'Wet slide' avalanche concludes wild week on Mount WashingtonBy JOHN KOZIOL
Union Leader Correspondent
January 16. 2018 9:21AM
After record cold followed by rain and record warmth, the tallest mountain in the Northeast wrapped up a wild week of weather Saturday with a “wet slide” avalanche in Tuckerman Ravine and the near disappearance of all snow from the summit.
Conditions were returning to “normalcy” on Sunday, when temperatures were right around zero and there was a forecast for snow on Tuesday, said Tom Padham, a meteorologist and observer at the Mount Washington Observatory.
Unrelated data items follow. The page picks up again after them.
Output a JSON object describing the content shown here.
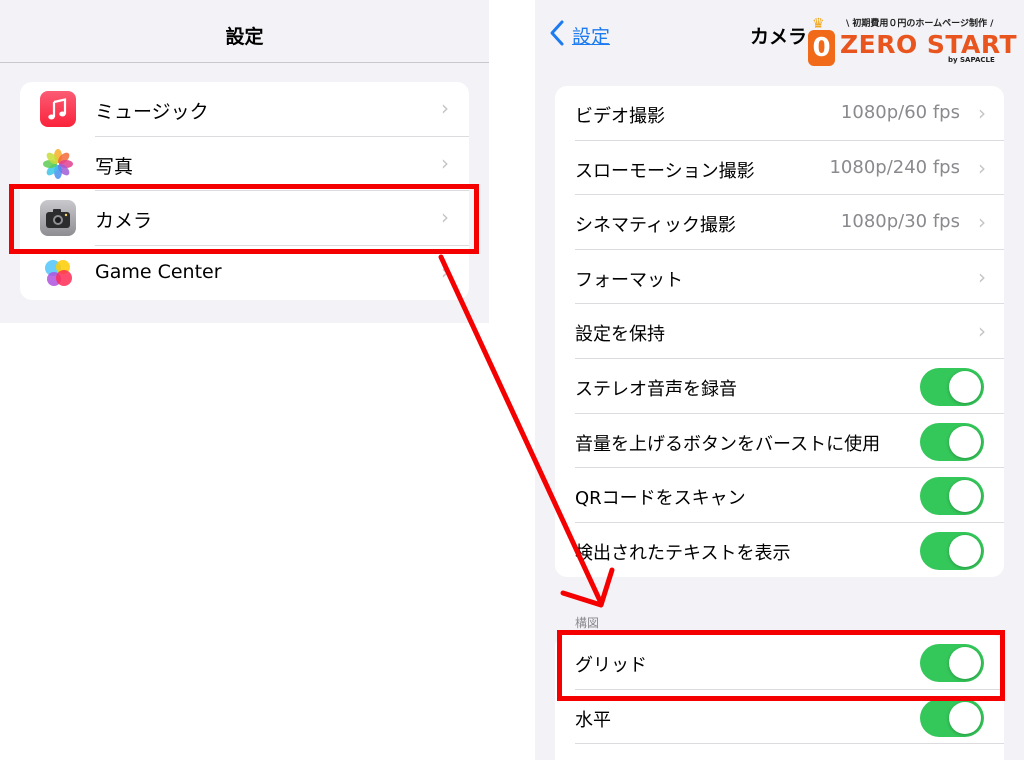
{
  "left": {
    "title": "設定",
    "items": [
      {
        "label": "ミュージック",
        "icon": "music-app-icon"
      },
      {
        "label": "写真",
        "icon": "photos-app-icon"
      },
      {
        "label": "カメラ",
        "icon": "camera-app-icon"
      },
      {
        "label": "Game Center",
        "icon": "game-center-app-icon"
      }
    ]
  },
  "right": {
    "back_label": "設定",
    "title": "カメラ",
    "rows": [
      {
        "label": "ビデオ撮影",
        "value": "1080p/60 fps"
      },
      {
        "label": "スローモーション撮影",
        "value": "1080p/240 fps"
      },
      {
        "label": "シネマティック撮影",
        "value": "1080p/30 fps"
      },
      {
        "label": "フォーマット",
        "value": ""
      },
      {
        "label": "設定を保持",
        "value": ""
      },
      {
        "label": "ステレオ音声を録音",
        "toggle": true
      },
      {
        "label": "音量を上げるボタンをバーストに使用",
        "toggle": true
      },
      {
        "label": "QRコードをスキャン",
        "toggle": true
      },
      {
        "label": "検出されたテキストを表示",
        "toggle": true
      }
    ],
    "section_header": "構図",
    "composition_rows": [
      {
        "label": "グリッド",
        "toggle": true
      },
      {
        "label": "水平",
        "toggle": true
      }
    ]
  },
  "logo": {
    "tagline": "\\ 初期費用０円のホームページ制作 /",
    "mark": "0",
    "text": "ZERO START",
    "by": "by SAPACLE"
  },
  "colors": {
    "toggle_on": "#34c759",
    "link_blue": "#1d7bf0",
    "annotation_red": "#f50000",
    "logo_orange": "#e8551e"
  }
}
On Jan. 6, the observatory tied a record low set on Jan. 5, 1959, when the thermometer atop the Rock Pile registered an air temperature of 38 below zero.
Combined with a wind measured at 106 mph, the resulting windchill was minus 97, ten degrees off the record of February 2004 when the air temperature was minus 44.
On Saturday, Mother Nature went the other way temperature-wise, with a high of 45, which set a daily record. The all-time monthly record is 48 degrees, on Jan. 13, 2013.
Between Jan. 6 and Saturday, the observatory had three days of temperatures in the 40s and got 2 1/2 inches of rain. What had been a snowpack of 26 inches was, as of Sunday afternoon, down to about an inch, Padham said.
Asked about the avalanche in Tuckerman Ravine, Padham said it was “absolutely because” of the warm temperatures and rain. He said the water ran beneath the snow, ultimately undermining the snow and bringing it and a significant amount of debris into the bowl of the ravine.
The Mount Washington Avalanche Center on Sunday said a refreeze had stabilized the snowpack, “but this avalanche serves as an excellent reminder of what heavy rains on snow can produce.”
At the observatory for five years, Padham called the recent 83-degree swing in temperature “pretty incredible.”
He said it also is unusual to have the top of Mount Washington bereft of snow.